‘Think until your head hurts’

As part of Forest School’s ongoing commitment to staff development and advancement in education, we were pleased to welcome journalist, Times columnist, and Chair of the Times Education Commission, Rachel Sylvester, to speak at today’s whole School InSET.

Set up last year at the the suggestion of Sir Anthony Seldon, and supported by a team of 22 commissioners with successful backgrounds across business, education, government, science, and the arts, its purpose was to examine Britain’s whole education system against the back-drop of the pandemic, declining social mobility, new technology, and the changing nature of work.

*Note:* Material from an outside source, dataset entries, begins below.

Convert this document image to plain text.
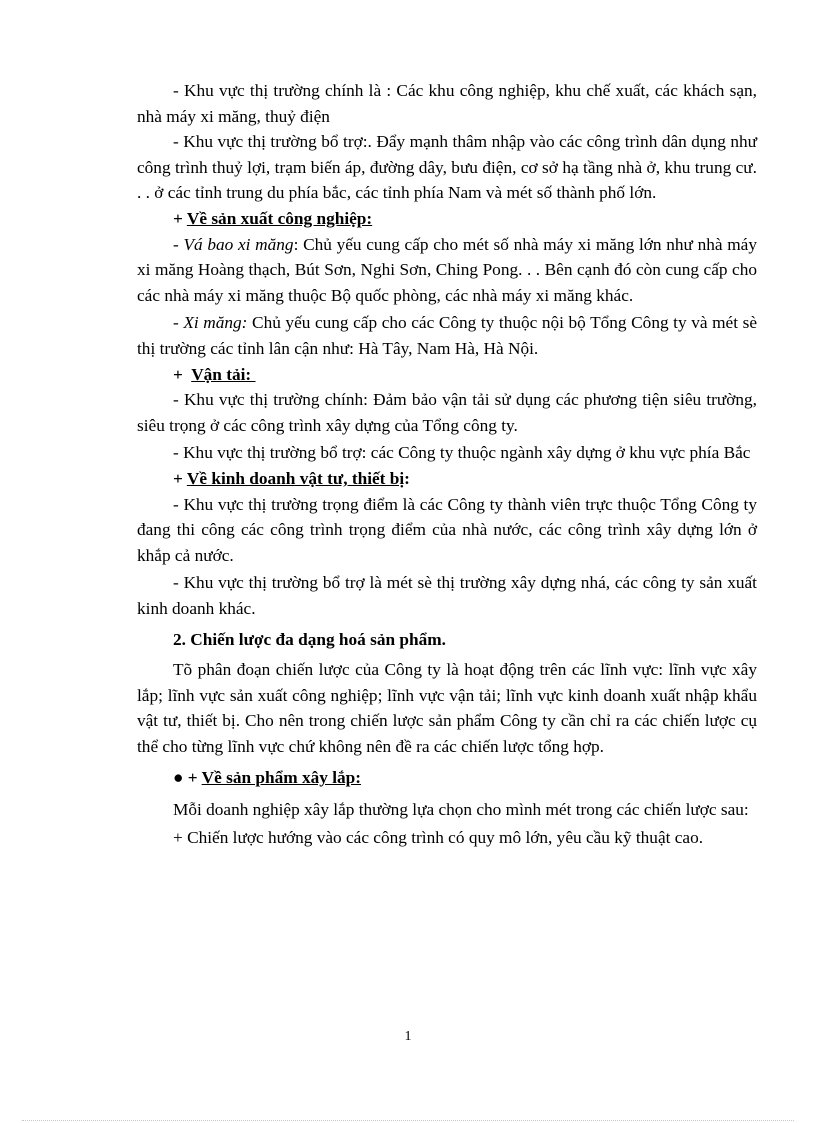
- Khu vực thị trường chính là : Các khu công nghiệp, khu chế xuất, các khách sạn, nhà máy xi măng, thuỷ điện

- Khu vực thị trường bổ trợ:. Đẩy mạnh thâm nhập vào các công trình dân dụng như công trình thuỷ lợi, trạm biến áp, đường dây, bưu điện, cơ sở hạ tầng nhà ở, khu trung cư. . . ở các tỉnh trung du phía bắc, các tỉnh phía Nam và mét số thành phố lớn.

+ Về sản xuất công nghiệp:

- Vá bao xi măng: Chủ yếu cung cấp cho mét số nhà máy xi măng lớn như nhà máy xi măng Hoàng thạch, Bút Sơn, Nghi Sơn, Ching Pong. . . Bên cạnh đó còn cung cấp cho các nhà máy xi măng thuộc Bộ quốc phòng, các nhà máy xi măng khác.

- Xi măng: Chủ yếu cung cấp cho các Công ty thuộc nội bộ Tổng Công ty và mét sè thị trường các tỉnh lân cận như: Hà Tây, Nam Hà, Hà Nội.

+  Vận tải:

- Khu vực thị trường chính: Đảm bảo vận tải sử dụng các phương tiện siêu trường, siêu trọng ở các công trình xây dựng của Tổng công ty.

- Khu vực thị trường bổ trợ: các Công ty thuộc ngành xây dựng ở khu vực phía Bắc

+ Về kinh doanh vật tư, thiết bị:

- Khu vực thị trường trọng điểm là các Công ty thành viên trực thuộc Tổng Công ty đang thi công các công trình trọng điểm của nhà nước, các công trình xây dựng lớn ở khắp cả nước.

- Khu vực thị trường bổ trợ là mét sè thị trường xây dựng nhá, các công ty sản xuất kinh doanh khác.

2. Chiến lược đa dạng hoá sản phẩm.

Tõ phân đoạn chiến lược của Công ty là hoạt động trên các lĩnh vực: lĩnh vực xây lắp; lĩnh vực sản xuất công nghiệp; lĩnh vực vận tải; lĩnh vực kinh doanh xuất nhập khẩu vật tư, thiết bị. Cho nên trong chiến lược sản phẩm Công ty cần chỉ ra các chiến lược cụ thể cho từng lĩnh vực chứ không nên đề ra các chiến lược tổng hợp.

● + Về sản phẩm xây lắp:

Mỗi doanh nghiệp xây lắp thường lựa chọn cho mình mét trong các chiến lược sau:

+ Chiến lược hướng vào các công trình có quy mô lớn, yêu cầu kỹ thuật cao.

1
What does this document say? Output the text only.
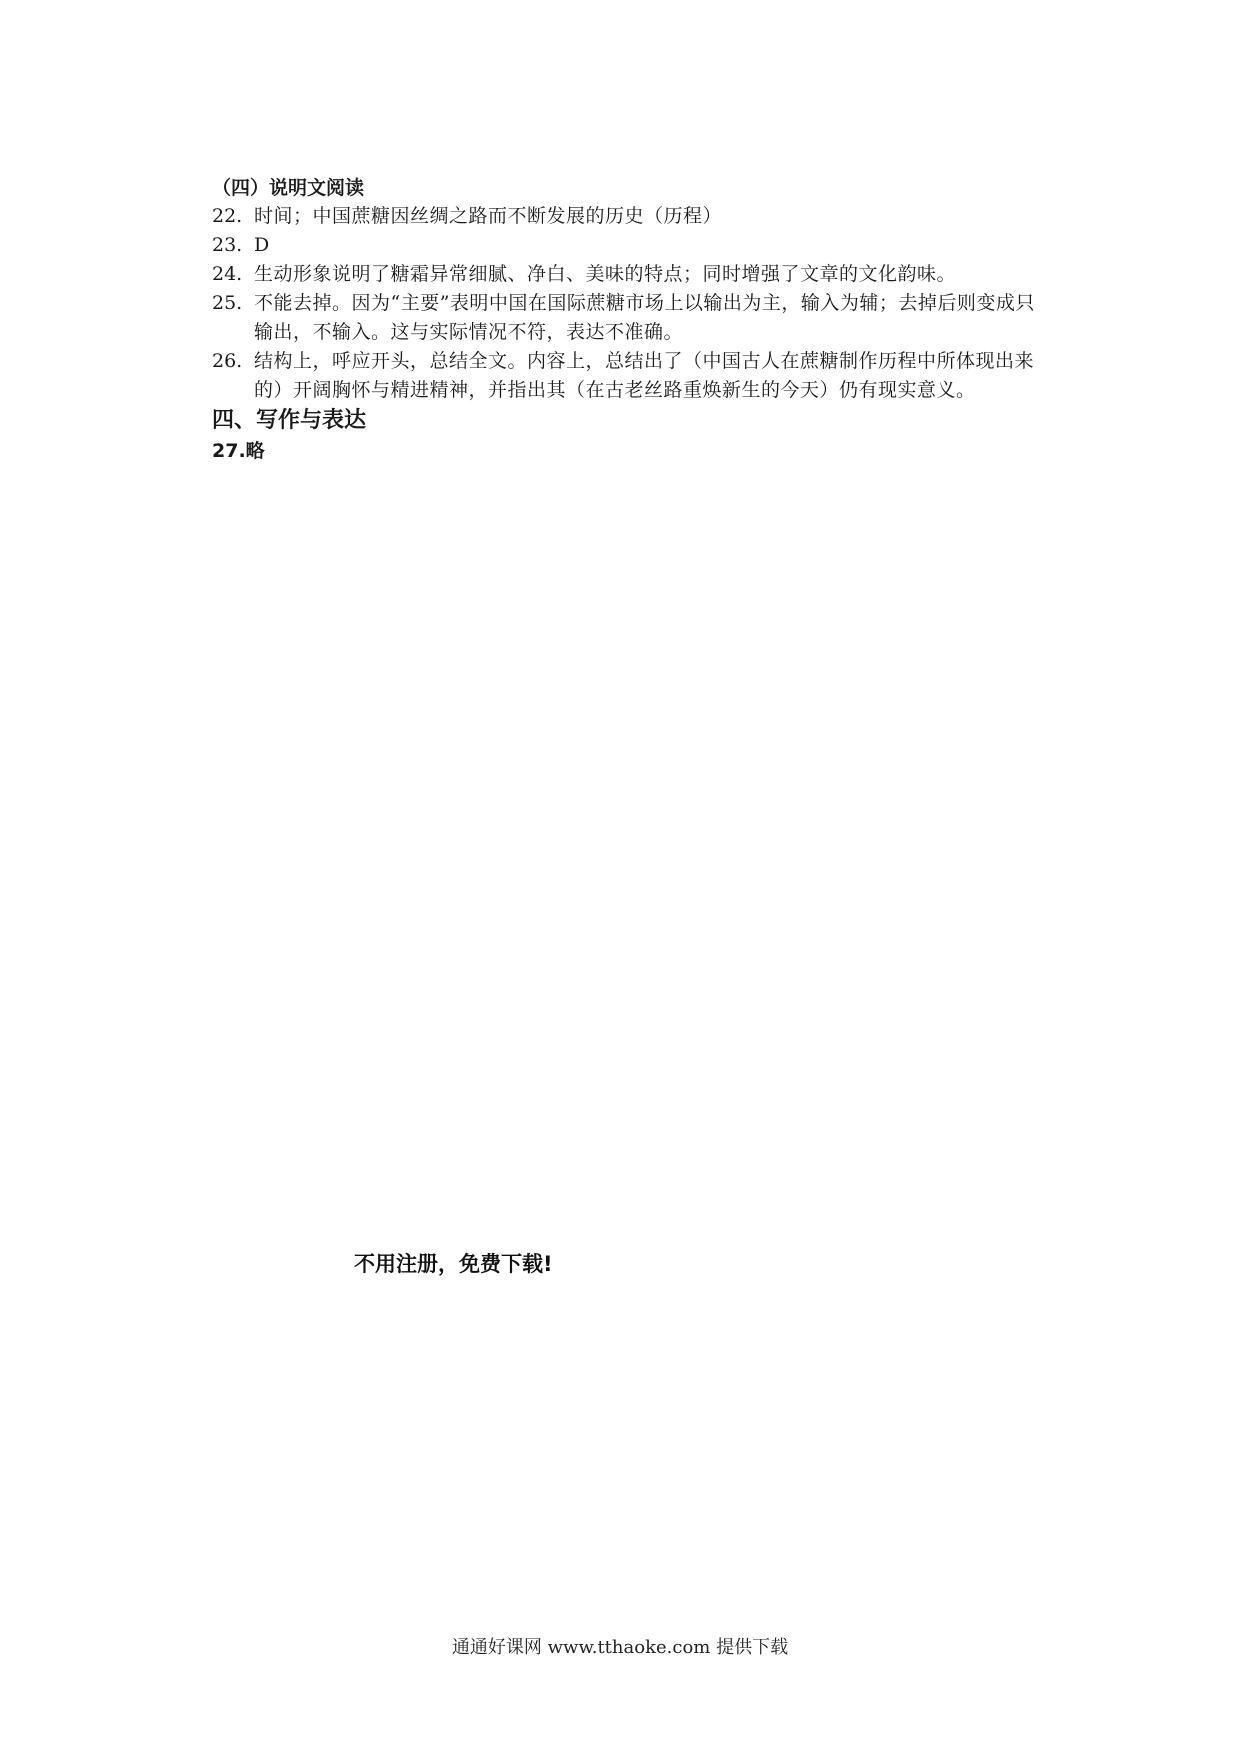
（四）说明文阅读

22. 时间；中国蔗糖因丝绸之路而不断发展的历史（历程）
23. D
24. 生动形象说明了糖霜异常细腻、净白、美味的特点；同时增强了文章的文化韵味。
25. 不能去掉。因为“主要”表明中国在国际蔗糖市场上以输出为主，输入为辅；去掉后则变成只输出，不输入。这与实际情况不符，表达不准确。
26. 结构上，呼应开头，总结全文。内容上，总结出了（中国古人在蔗糖制作历程中所体现出来的）开阔胸怀与精进精神，并指出其（在古老丝路重焕新生的今天）仍有现实意义。

四、写作与表达

27.略
不用注册，免费下载!
通通好课网 www.tthaoke.com 提供下载
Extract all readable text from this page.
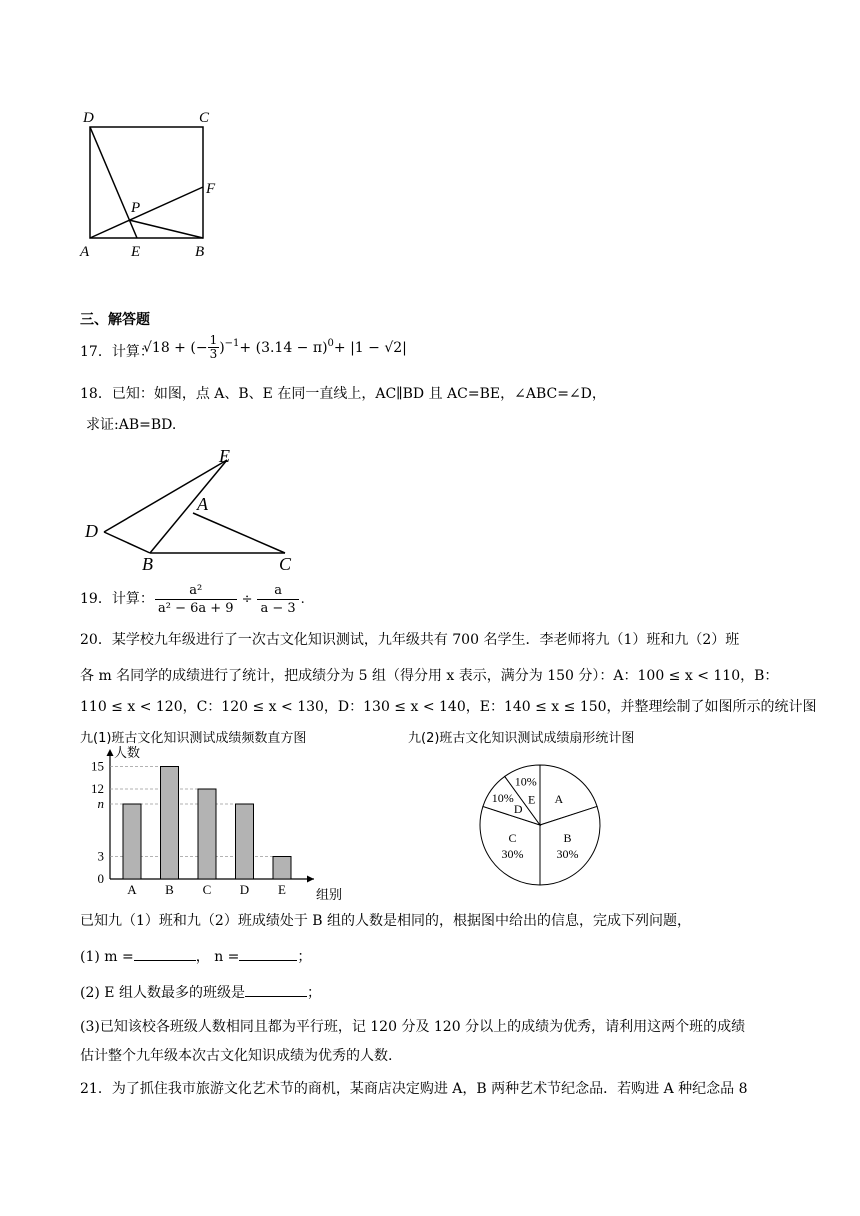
D	C
F
P
A	E	B
三、解答题
17．计算：
√18 + (− $\frac{1}{3} )^{-1}+ (3.14 - \pi)^0+ |1 - √2|$
18．已知：如图，点 A、B、E 在同一直线上，AC∥BD 且 AC=BE，∠ABC=∠D，
求证:AB=BD.
E
A
D
B	C
19．计算： $\frac{\text{a²}}{\text{a² − 6a + 9}} \div \frac{a}{a - 3}$ .
20．某学校九年级进行了一次古文化知识测试，九年级共有 700 名学生．李老师将九（1）班和九（2）班
各 m 名同学的成绩进行了统计，把成绩分为 5 组（得分用 x 表示，满分为 150 分）：A：100 ≤ x < 110，B：
110 ≤ x < 120，C：120 ≤ x < 130，D：130 ≤ x < 140，E：140 ≤ x ≤ 150，并整理绘制了如图所示的统计图
九(1)班古文化知识测试成绩频数直方图	九(2)班古文化知识测试成绩扇形统计图
人数
组别
0
3
n
12
15
A B C D E
A
B
30%
C
30%
10%
D
10%
E
已知九（1）班和九（2）班成绩处于 B 组的人数是相同的，根据图中给出的信息，完成下列问题，
(1) m =	， n =	；
(2) E 组人数最多的班级是	；
(3)已知该校各班级人数相同且都为平行班，记 120 分及 120 分以上的成绩为优秀，请利用这两个班的成绩
估计整个九年级本次古文化知识成绩为优秀的人数.
21．为了抓住我市旅游文化艺术节的商机，某商店决定购进 A，B 两种艺术节纪念品．若购进 A 种纪念品 8
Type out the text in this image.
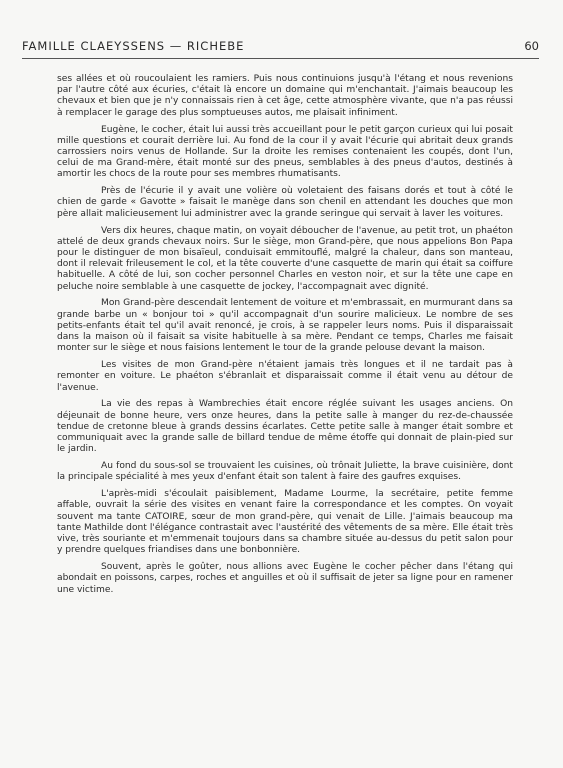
FAMILLE CLAEYSSENS — RICHEBE	60

ses allées et où roucoulaient les ramiers. Puis nous continuions jusqu'à l'étang et nous revenions par l'autre côté aux écuries, c'était là encore un domaine qui m'enchantait. J'aimais beaucoup les chevaux et bien que je n'y connaissais rien à cet âge, cette atmosphère vivante, que n'a pas réussi à remplacer le garage des plus somptueuses autos, me plaisait infiniment.

Eugène, le cocher, était lui aussi très accueillant pour le petit garçon curieux qui lui posait mille questions et courait derrière lui. Au fond de la cour il y avait l'écurie qui abritait deux grands carrossiers noirs venus de Hollande. Sur la droite les remises contenaient les coupés, dont l'un, celui de ma Grand-mère, était monté sur des pneus, semblables à des pneus d'autos, destinés à amortir les chocs de la route pour ses membres rhumatisants.

Près de l'écurie il y avait une volière où voletaient des faisans dorés et tout à côté le chien de garde « Gavotte » faisait le manège dans son chenil en attendant les douches que mon père allait malicieusement lui administrer avec la grande seringue qui servait à laver les voitures.

Vers dix heures, chaque matin, on voyait déboucher de l'avenue, au petit trot, un phaéton attelé de deux grands chevaux noirs. Sur le siège, mon Grand-père, que nous appelions Bon Papa pour le distinguer de mon bisaïeul, conduisait emmitouflé, malgré la chaleur, dans son manteau, dont il relevait frileusement le col, et la tête couverte d'une casquette de marin qui était sa coiffure habituelle. A côté de lui, son cocher personnel Charles en veston noir, et sur la tête une cape en peluche noire semblable à une casquette de jockey, l'accompagnait avec dignité.

Mon Grand-père descendait lentement de voiture et m'embrassait, en murmurant dans sa grande barbe un « bonjour toi » qu'il accompagnait d'un sourire malicieux. Le nombre de ses petits-enfants était tel qu'il avait renoncé, je crois, à se rappeler leurs noms. Puis il disparaissait dans la maison où il faisait sa visite habituelle à sa mère. Pendant ce temps, Charles me faisait monter sur le siège et nous faisions lentement le tour de la grande pelouse devant la maison.

Les visites de mon Grand-père n'étaient jamais très longues et il ne tardait pas à remonter en voiture. Le phaéton s'ébranlait et disparaissait comme il était venu au détour de l'avenue.

La vie des repas à Wambrechies était encore réglée suivant les usages anciens. On déjeunait de bonne heure, vers onze heures, dans la petite salle à manger du rez-de-chaussée tendue de cretonne bleue à grands dessins écarlates. Cette petite salle à manger était sombre et communiquait avec la grande salle de billard tendue de même étoffe qui donnait de plain-pied sur le jardin.

Au fond du sous-sol se trouvaient les cuisines, où trônait Juliette, la brave cuisinière, dont la principale spécialité à mes yeux d'enfant était son talent à faire des gaufres exquises.

L'après-midi s'écoulait paisiblement, Madame Lourme, la secrétaire, petite femme affable, ouvrait la série des visites en venant faire la correspondance et les comptes. On voyait souvent ma tante CATOIRE, sœur de mon grand-père, qui venait de Lille. J'aimais beaucoup ma tante Mathilde dont l'élégance contrastait avec l'austérité des vêtements de sa mère. Elle était très vive, très souriante et m'emmenait toujours dans sa chambre située au-dessus du petit salon pour y prendre quelques friandises dans une bonbonnière.

Souvent, après le goûter, nous allions avec Eugène le cocher pêcher dans l'étang qui abondait en poissons, carpes, roches et anguilles et où il suffisait de jeter sa ligne pour en ramener une victime.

Over the course of a year and with the support of researchers and analysts from PwC, areas including the curriculum, assessment, wellbeing and mental health, technology, teaching, social mobility, SEND, and higher education were questioned and rethought, whilst other countries were visited to see what they did differently or better.

Mentioning Classicist Mary Beard’s quote ‘Think until your head hurts’ was a reminder for us that education seems to becoming increasingly distant from learning, with students even at degree level asking what they need to do to achieve a First, reducing the process to a tick-box exercise, and not the intellectual curiosity that is increasingly desirable in a world that is becoming more reliant on AI, technology and robotics. Simply, we need creativity now more than ever.

We’d like to say thank you to Rachel for a very thorough and interesting session, hi-lighting the challenges ahead for Forest as we keep striding forward in education, and reminding us that we have educationally exciting times ahead here at School.